Perhaps the interested reader could come up with an example situation for these data.

## Negative Skew; Mean = Median

The previous example can of course be mirrored exactly so as to produce a negative sample skewness (-0.6491939), while the mean (1) and the median (1) are exactly equal.

Perhaps the interested reader could come up with an (alternative) example situation for these data.

## No Skew; Mean < Median (< Mode)

The remaining scenarios to deconstruct involve distributions which have no skew, but which have a mean and median which are not equal. These are fairly straightforward to construct as well. In this example we can see that the skewness (0) is 0, while the mean (4.5) and the median (5) differ.

## No Skew; (Mode <) Median < Mean

Once again, other alternatives are possible, by why reinvent the wheel when we can simply mirror our previous situation? In this example we can see that the skewness (0) is 0, while the mean (5.5) and the median (5) still differ, but differently than last time.

# General Lessons and Takeaways

These examples tended to exploit the fact that discrete distributions behave strangely. We could have also used multimodal distributions to a similar effect. While these distributions often feel contrived when compared to our nice, named distributions, I would wager that histograms like those presented are, in fact, more common in an *actual* data analysis than the nice, smooth, well-behaved densities we like to work with.

The keen reader may wish to pushback and claim that adding in the relationship with the mode will remedy these supposed counter examples – unfortunately, no.

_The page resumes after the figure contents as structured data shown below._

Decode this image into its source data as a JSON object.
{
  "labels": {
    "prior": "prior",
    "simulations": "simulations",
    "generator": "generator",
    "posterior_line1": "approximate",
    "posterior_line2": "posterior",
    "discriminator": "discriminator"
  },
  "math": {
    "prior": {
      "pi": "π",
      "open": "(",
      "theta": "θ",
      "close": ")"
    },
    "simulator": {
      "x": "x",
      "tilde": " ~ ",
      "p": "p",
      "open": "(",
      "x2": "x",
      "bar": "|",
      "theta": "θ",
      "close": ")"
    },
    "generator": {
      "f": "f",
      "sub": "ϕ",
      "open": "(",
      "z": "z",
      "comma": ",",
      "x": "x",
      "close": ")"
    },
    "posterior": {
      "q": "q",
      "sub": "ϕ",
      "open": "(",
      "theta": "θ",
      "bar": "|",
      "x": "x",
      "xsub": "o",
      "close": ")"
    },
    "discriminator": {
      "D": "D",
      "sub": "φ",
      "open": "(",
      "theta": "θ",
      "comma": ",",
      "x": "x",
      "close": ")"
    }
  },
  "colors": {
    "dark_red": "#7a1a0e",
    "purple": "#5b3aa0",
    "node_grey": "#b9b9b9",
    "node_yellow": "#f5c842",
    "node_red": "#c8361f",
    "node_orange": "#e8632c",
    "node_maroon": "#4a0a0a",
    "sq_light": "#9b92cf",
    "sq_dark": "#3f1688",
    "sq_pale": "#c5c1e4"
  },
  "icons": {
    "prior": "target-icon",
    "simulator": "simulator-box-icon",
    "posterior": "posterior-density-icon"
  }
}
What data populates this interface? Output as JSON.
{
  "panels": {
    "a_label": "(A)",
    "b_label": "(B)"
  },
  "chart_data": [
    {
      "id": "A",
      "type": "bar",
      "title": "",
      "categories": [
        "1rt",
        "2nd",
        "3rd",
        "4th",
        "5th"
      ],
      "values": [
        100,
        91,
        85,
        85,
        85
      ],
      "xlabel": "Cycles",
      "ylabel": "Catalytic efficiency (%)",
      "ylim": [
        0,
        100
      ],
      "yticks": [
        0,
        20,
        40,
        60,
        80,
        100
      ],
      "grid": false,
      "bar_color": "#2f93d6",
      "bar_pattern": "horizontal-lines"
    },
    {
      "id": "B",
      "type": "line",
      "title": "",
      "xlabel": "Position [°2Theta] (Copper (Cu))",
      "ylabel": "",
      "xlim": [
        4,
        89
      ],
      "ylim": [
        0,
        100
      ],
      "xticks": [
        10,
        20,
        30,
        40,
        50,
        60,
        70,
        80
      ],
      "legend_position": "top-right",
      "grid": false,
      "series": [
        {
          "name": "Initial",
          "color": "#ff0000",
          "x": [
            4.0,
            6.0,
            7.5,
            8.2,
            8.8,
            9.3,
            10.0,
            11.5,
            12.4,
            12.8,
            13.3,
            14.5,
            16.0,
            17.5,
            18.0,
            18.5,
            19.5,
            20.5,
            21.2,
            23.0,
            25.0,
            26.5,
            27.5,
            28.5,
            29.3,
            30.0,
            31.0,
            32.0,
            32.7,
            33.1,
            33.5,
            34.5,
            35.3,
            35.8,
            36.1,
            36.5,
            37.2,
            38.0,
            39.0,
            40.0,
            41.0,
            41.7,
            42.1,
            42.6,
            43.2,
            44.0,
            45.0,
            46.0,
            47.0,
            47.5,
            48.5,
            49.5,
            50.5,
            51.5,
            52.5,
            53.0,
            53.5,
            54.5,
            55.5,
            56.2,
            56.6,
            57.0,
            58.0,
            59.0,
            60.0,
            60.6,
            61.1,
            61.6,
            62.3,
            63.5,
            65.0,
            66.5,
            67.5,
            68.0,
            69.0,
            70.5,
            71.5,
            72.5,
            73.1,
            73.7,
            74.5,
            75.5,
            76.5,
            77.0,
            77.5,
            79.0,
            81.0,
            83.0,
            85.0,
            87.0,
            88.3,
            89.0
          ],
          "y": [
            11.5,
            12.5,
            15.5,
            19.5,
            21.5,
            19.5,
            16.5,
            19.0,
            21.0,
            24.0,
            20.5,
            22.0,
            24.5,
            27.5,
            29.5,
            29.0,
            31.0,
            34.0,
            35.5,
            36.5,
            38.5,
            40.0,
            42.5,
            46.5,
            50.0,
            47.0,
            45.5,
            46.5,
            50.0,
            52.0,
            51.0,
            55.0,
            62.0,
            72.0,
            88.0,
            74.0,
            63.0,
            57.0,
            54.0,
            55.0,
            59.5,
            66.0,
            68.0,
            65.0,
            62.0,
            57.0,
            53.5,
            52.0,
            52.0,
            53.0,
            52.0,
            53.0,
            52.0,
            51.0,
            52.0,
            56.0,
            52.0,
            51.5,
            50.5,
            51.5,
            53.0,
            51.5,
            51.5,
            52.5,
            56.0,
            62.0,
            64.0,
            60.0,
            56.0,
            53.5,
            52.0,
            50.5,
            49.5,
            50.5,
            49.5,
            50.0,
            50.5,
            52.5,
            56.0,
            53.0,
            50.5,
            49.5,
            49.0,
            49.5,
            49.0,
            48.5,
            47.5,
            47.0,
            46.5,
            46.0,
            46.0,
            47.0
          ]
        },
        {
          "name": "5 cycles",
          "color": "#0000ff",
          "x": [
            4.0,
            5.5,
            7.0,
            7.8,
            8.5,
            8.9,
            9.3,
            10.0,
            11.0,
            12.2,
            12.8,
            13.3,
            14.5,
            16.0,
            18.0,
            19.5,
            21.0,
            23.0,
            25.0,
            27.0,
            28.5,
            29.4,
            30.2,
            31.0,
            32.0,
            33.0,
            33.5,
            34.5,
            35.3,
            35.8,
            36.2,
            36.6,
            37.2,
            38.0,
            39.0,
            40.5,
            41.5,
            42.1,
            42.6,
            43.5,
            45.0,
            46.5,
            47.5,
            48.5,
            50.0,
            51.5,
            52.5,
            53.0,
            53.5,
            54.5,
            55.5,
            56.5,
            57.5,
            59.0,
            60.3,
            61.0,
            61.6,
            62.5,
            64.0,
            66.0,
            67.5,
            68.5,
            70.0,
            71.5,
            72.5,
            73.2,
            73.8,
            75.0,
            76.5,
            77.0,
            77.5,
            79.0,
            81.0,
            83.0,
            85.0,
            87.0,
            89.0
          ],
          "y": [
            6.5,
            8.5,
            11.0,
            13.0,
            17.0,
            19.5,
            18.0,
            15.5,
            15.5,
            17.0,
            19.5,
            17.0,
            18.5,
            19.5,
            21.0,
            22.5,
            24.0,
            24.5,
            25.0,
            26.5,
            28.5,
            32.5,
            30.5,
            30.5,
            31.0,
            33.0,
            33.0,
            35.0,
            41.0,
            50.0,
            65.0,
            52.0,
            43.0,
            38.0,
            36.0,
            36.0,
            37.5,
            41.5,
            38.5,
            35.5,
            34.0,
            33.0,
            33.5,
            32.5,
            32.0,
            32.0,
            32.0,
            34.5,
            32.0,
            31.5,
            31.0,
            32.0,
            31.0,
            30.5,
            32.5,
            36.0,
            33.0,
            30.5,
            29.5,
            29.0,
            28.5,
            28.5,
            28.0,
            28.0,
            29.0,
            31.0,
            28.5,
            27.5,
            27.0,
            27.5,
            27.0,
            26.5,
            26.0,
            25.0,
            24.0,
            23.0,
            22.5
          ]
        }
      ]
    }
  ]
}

For one, especially when working with continuous densities, it becomes trivial to add a unique mode anywhere relative to the mean and median, without substantively changing these values. Second, while the first few examples had their mode coinciding with the median, the last two demonstrate that we can have a strict ordering (Mean < Median < Mode or Mode < Median < Mean) and end up without any skew in our data.

So, are there any rules we can follow? If the distribution is Pearson family, the standard rule does apply (MacGillivray 1981). Beyond that, I think that the common refrain is more helpful as an intuition than it is as a rule, and I think that this is true of many statistical absolutes that are commonly taught.